Il précise: «Le fait que l’invasion de Panama fut organisée par des Panaméens à partir du sol cubain, devient un prétexte additionnel pour les ennemis de Cuba. Le chef de nos Forces Armées a déclaré qu’elle a les caractéristiques d’une provocation. Le communiqué de presse d’aujourd’hui du ministre des affaires extérieures de Cuba établit clairement la position de notre gouvernement révolutionnaire. La preuve de la véracité de ce communiqué réside dans le fait qu’en deux occasions précédentes nous avons pu arrêter deux expéditions semblables vers Haïti et le Nicaragua. J’ai déclaré, il y a quelques jours à Washington, que Cuba a un respect absolu pour la loi internationale. Sur ce point, il n’y a pas de doute possible puisque l’ambassadeur de la république de Panama n’a pas accusé Cuba car il sait qu’il est impossible de nier la neutralité de l’État cubain dans cette situation. Ce qui est triste dans tout cela est le fait que des Cubains se sont joints à cette invasion alors que leur responsabilité fondamentale, comme celle de leurs compatriotes, est de renforcer la révolution cubaine et de ne pas provoquer de révolte dans d’autres pays. Ils ont créé des possibilités contre-révolutionnaires contre Cuba et contre les mouvements radicaux d’Amérique latine qui oeuvrent pour la libération de leur peuple. C’est un geste négatif. Aujourd’hui, la crise des Caraïbes est à l’avant-scène internationale. Comme je l’ai dit précédemment, du chaos vient la lumière. De la crise actuelle viendra le nouvel ordre. Le gouvernement cubain a démontré qu’il respecte la loi internationale et sa position est inchangée. Cuba sort renforcé contre les conspirations internationales et combattra mieux ceux qui de l’intérieur veulent créer l’anarchie et la confusion. L’hystérie, les complaintes et le sensationnalisme ne nous intéressent pas».

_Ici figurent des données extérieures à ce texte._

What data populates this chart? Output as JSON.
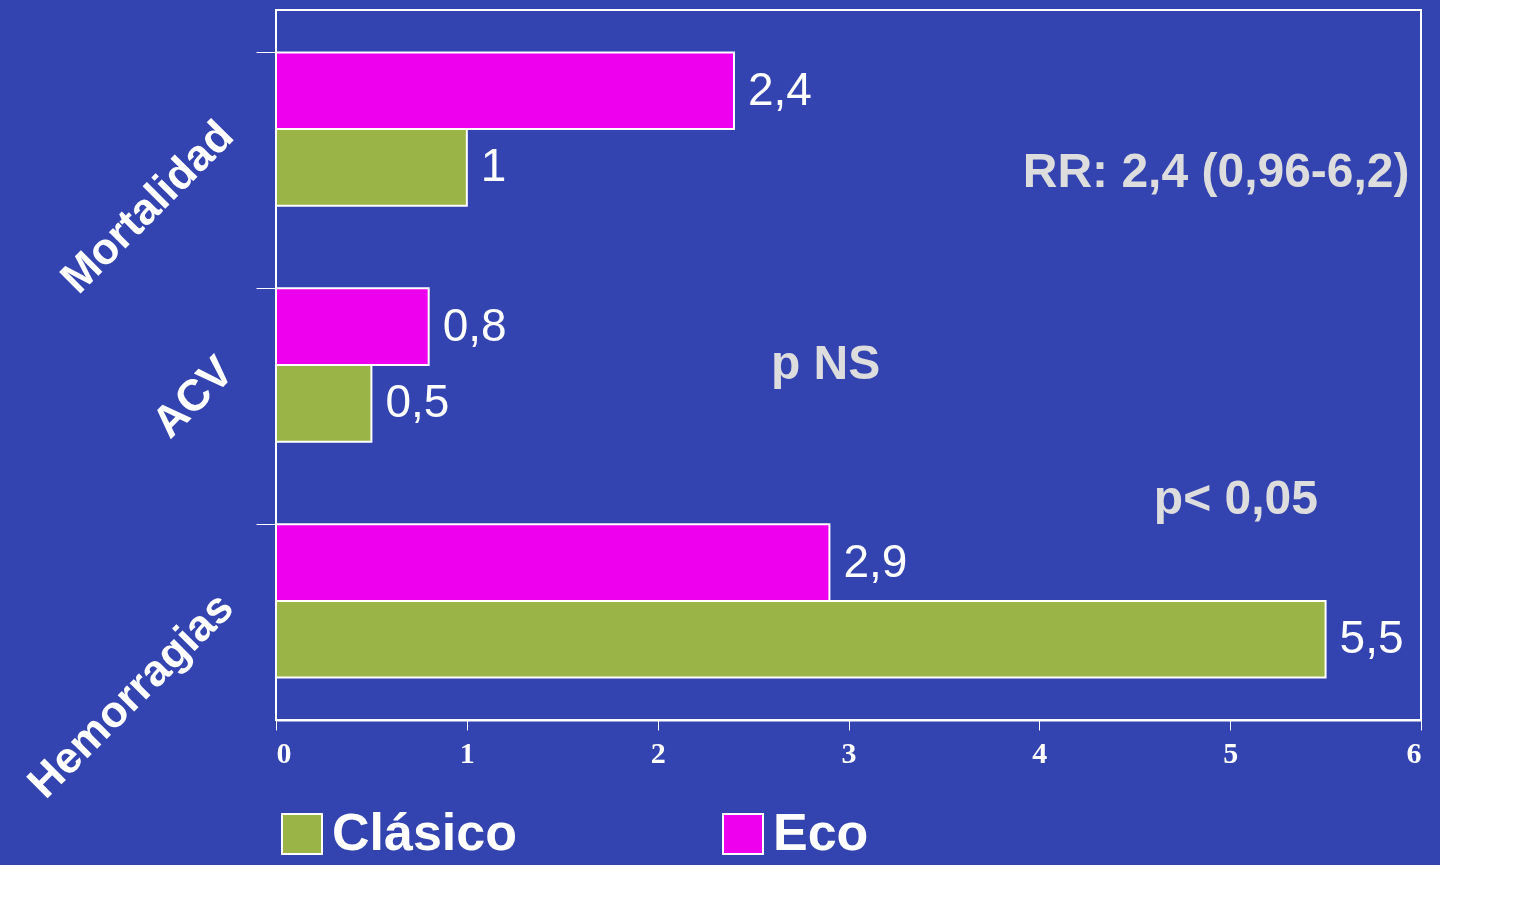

Fidel Castro parle depuis plus d’une heure et les journalistes présents sont mystifiés par son élocution. Le calme est revenu. Ses agents de sécurité l’entourent et le dirigent lentement vers la suite royale. Claude le suit de près, son esprit encore sous le choc de l’émerveillement du moment magique qu’il vient de vivre. Il n’a pas trop compris le sens de cette réplique (c’était en fait un vrai discours) donnée en langue espagnole mais il a clairement saisi que Fidel avait bien démontré son point de vue et qu’il a été bien compris. Dans la suite royale, il rencontre l’interprète de Fidel qui lui résume les réponses de son Premier ministre. Claude est ébahi par ce qu’il entend et regarde Fidel avec beaucoup d’admiration. Celui-ci est toujours assis dans le même fauteuil, qu’au début de l’après-midi, et fume un long Cohiba. D’ailleurs, Claude est entouré de barbudos qui fument tous des cigares mais sûrement de moins bonne qualité que celui leur chef. Il remarque que ces individus ne sont pas habitués à vivre dans un tel luxe. Manon et Claude en voient même un en train d’éteindre son cigare dans le tapis de laine blanche de la suite royale. La prochaine étape est la Danse du jouet cubain pour clôturer la campagne. Elle est fixée à 23h00.